As interest rates in Canada and the U.S. are expected to decline further, investors are shifting their focus toward growth stocks that could benefit from lower borrowing costs and improved consumer spending. While many companies could take advantage of this environment, some fundamentally strong growth stocks stand out as top contenders for major gains in 2025 and beyond.
In this article, I’ll highlight two high-potential Canadian growth stocks that could skyrocket further as market conditions improve.
Aritzia stock
If you want to invest in a growth stock with the potential to thrive even in a challenging market, Aritzia (TSX:ATZ) is worth a serious look. This Vancouver-based fashion brand has carved out a strong position in the high-end apparel space, offering high-quality clothing under its exclusive in-house labels.
Shares of Aritzia have climbed nearly 91% over the last year, making it one of the top-performing retail stocks in Canada. As a result, ATZ stock now trades at $70.70 per share, giving the company a market cap of $8.1 billion. While it doesn’t pay a dividend, Aritzia is reinvesting aggressively in expansion, and its financial results reflect this strategy.
In its latest quarter ended November 2024, the company posted impressive growth, with its revenue climbing 11.5% YoY (year over year) to $728.7 million, fueled by a 24% surge in U.S. sales. Similarly, Aritzia’s adjusted quarterly EBITDA (earnings before interest, taxes, depreciation, and amortization) jumped 48.7% from a year ago, while its net income soared 72% YoY.
Moreover, the company is opening new boutiques, expanding its e-commerce business, and growing its U.S. presence, all of which are setting it up for even bigger gains. With interest rates dropping and consumer spending rebounding, Aritzia stock could be just getting started. Its ability to scale while maintaining strong margins and brand loyalty makes it a top growth stock to watch for 2025 and beyond.
Metro stock
Now, let’s talk about another strong Canadian growth stock, Metro (TSX:MRU). If you’re looking for a business that could thrive with improving economic conditions, this food and pharmacy giant is worth considering. This Montreal-headquartered firm operates 995 grocery stores and 640 pharmacies across Canada under well-known banners.
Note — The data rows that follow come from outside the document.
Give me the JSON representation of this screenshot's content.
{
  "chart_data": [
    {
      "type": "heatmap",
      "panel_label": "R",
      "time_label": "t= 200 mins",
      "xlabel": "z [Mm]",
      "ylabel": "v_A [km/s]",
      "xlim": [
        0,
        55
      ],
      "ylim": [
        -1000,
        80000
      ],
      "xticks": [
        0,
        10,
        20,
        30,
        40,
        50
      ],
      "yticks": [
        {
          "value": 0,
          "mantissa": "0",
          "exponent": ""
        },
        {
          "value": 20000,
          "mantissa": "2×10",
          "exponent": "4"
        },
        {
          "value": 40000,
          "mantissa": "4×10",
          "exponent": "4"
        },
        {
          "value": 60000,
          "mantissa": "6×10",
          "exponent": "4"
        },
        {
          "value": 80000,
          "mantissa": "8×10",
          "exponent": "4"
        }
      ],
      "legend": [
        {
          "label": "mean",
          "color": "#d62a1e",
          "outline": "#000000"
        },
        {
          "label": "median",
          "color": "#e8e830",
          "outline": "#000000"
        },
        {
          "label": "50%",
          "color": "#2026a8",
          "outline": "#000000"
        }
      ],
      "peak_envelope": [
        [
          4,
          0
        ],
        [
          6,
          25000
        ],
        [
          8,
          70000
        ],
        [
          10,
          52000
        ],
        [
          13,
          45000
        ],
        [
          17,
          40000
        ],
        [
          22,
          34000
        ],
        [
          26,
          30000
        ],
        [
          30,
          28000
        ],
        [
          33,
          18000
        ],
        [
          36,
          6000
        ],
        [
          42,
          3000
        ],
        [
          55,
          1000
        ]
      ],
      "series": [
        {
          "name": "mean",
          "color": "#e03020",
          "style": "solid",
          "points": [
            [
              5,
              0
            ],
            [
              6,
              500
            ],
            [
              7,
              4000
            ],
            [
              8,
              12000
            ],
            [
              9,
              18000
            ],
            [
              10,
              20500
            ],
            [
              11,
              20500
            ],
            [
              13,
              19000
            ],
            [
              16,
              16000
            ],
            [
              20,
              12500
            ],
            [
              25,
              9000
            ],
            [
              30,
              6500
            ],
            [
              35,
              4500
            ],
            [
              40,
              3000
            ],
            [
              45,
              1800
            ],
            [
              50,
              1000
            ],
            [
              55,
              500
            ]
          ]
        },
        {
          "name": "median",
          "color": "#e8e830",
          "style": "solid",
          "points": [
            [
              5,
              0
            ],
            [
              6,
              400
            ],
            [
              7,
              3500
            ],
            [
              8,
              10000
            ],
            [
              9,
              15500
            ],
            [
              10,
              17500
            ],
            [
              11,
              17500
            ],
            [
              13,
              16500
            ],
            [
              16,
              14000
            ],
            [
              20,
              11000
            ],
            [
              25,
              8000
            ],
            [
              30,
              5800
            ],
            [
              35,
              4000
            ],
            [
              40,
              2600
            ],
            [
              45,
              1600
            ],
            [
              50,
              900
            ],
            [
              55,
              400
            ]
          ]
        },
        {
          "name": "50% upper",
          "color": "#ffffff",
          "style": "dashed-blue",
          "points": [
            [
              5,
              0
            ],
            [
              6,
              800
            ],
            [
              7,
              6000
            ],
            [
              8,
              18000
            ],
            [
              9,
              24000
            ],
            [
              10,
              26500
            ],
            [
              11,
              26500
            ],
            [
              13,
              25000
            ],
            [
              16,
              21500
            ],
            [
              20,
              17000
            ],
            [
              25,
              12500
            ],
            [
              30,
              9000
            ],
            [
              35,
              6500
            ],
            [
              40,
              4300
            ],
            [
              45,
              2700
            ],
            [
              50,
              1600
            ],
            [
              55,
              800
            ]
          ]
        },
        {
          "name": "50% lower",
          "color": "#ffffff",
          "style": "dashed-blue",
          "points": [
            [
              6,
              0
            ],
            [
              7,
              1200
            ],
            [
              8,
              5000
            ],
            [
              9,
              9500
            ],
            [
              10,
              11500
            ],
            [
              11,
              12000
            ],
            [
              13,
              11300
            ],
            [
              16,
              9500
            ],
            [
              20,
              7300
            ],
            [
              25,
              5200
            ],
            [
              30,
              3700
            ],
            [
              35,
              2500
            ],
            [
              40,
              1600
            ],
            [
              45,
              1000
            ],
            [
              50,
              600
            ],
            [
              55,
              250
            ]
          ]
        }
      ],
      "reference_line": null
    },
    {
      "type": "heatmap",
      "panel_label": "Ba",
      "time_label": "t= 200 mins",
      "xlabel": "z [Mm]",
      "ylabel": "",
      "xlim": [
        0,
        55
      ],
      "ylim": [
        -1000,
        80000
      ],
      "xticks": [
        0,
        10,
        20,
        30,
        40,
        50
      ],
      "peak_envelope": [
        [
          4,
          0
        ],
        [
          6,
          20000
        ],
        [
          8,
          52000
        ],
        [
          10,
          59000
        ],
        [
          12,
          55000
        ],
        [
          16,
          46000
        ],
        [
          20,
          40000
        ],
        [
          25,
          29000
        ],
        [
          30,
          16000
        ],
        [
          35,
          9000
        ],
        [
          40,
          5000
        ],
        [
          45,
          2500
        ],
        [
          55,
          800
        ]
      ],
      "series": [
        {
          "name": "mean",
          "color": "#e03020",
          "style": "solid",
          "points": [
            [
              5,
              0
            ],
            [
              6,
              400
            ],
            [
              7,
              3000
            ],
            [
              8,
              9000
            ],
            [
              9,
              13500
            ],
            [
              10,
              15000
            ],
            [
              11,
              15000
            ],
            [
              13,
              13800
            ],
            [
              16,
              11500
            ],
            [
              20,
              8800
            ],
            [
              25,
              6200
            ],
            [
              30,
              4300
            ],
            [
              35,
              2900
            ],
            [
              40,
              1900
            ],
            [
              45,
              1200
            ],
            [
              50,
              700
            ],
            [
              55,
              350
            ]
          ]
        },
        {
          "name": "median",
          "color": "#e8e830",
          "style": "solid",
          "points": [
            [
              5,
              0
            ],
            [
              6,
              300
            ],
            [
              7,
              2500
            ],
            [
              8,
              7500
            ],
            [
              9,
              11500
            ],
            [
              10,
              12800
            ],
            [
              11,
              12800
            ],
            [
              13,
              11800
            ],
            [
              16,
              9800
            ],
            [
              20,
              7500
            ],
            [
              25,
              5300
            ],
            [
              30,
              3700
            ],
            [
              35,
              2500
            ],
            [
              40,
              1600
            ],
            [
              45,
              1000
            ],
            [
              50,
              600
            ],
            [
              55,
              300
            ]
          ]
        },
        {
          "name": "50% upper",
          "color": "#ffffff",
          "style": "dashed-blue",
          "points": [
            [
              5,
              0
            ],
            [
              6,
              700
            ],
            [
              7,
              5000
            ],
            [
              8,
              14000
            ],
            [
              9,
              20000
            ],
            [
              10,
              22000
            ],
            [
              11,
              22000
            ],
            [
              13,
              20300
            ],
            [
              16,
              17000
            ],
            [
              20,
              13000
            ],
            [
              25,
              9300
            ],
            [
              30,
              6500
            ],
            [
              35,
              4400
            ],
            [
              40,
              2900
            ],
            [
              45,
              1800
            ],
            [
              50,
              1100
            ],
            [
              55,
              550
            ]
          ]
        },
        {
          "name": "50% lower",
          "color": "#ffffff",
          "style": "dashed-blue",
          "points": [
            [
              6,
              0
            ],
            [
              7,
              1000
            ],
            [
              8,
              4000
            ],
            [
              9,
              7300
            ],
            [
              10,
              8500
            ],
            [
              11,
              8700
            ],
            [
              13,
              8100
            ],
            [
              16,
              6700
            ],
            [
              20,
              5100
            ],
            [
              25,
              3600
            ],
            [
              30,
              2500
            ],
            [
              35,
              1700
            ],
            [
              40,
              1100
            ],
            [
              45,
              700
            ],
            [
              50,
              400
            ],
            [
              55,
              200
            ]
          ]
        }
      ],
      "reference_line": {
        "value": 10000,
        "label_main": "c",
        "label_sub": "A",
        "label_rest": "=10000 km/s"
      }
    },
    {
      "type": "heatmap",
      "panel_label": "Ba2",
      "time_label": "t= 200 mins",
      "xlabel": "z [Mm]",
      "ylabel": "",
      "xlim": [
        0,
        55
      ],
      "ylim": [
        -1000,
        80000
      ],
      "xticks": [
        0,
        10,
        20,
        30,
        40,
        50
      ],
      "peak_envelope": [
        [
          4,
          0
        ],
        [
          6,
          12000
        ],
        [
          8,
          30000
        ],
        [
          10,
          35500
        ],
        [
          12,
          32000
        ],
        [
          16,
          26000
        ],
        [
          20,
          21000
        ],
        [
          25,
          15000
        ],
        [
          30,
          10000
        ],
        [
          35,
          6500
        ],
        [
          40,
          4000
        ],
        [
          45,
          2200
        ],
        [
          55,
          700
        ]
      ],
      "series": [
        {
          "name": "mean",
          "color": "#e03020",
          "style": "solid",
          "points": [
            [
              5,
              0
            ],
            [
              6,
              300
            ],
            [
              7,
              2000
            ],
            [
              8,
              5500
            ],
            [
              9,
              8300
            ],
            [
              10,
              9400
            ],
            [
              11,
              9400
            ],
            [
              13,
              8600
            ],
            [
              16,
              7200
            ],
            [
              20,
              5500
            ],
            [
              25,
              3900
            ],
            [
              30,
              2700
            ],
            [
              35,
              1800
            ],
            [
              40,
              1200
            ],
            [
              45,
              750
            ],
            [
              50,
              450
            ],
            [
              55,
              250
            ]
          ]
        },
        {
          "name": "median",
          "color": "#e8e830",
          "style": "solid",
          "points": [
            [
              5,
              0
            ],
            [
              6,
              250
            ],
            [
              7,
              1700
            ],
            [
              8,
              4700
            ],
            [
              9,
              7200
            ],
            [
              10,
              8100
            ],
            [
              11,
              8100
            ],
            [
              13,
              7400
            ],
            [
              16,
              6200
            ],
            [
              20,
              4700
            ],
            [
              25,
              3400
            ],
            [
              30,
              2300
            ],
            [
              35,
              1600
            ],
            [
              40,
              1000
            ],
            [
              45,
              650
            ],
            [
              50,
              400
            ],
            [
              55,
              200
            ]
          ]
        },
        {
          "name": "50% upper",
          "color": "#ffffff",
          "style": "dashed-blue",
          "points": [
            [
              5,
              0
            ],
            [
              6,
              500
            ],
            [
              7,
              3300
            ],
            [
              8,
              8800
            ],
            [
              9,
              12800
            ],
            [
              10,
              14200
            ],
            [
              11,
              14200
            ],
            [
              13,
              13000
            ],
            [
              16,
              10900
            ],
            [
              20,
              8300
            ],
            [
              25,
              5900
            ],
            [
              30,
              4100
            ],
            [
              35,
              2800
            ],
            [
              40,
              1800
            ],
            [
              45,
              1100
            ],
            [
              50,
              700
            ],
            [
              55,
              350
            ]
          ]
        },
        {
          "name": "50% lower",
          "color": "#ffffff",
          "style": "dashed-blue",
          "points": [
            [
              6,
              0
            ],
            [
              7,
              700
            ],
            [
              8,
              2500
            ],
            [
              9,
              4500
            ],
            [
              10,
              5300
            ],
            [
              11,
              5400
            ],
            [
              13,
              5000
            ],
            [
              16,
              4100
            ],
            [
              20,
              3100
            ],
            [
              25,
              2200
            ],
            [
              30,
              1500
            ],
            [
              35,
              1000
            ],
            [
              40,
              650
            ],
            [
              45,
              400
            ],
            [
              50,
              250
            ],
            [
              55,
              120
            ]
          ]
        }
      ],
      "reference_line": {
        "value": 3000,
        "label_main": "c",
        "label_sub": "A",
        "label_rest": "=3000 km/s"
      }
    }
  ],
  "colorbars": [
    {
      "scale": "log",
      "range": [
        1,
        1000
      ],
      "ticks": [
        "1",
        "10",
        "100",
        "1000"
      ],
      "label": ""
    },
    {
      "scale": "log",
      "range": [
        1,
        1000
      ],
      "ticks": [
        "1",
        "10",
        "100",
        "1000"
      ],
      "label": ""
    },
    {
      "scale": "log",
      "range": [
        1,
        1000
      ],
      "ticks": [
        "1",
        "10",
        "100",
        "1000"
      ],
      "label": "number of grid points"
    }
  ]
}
After climbing by 32% over the last 12 months, MRU stock currently trades at $93.97 per share with a market cap of $20.7 billion. While it’s not a high-yield stock, it still pays a 1.6% annualized dividend, and its dividend was just raised by 10.4%, making it a nice perk for long-term investors.
In the quarter ended December 2024, Metro’s total sales jumped 2.9% YoY to $5.12 billion. Its same-store food sales grew 1.0% from a year ago, and adjusting for the holiday shift, they were up 2.4% YoY. The company’s pharmacy sales were even stronger last quarter, rising 5.1% YoY due partly to a 7.3% jump in prescription drugs.
It is important to note that Metro is investing heavily in supply chain upgrades, expanding its Moi Rewards program, and leveraging its massive retail footprint. With consumer spending expected to improve as interest rates decline, MRU stock could keep climbing in 2025 and beyond.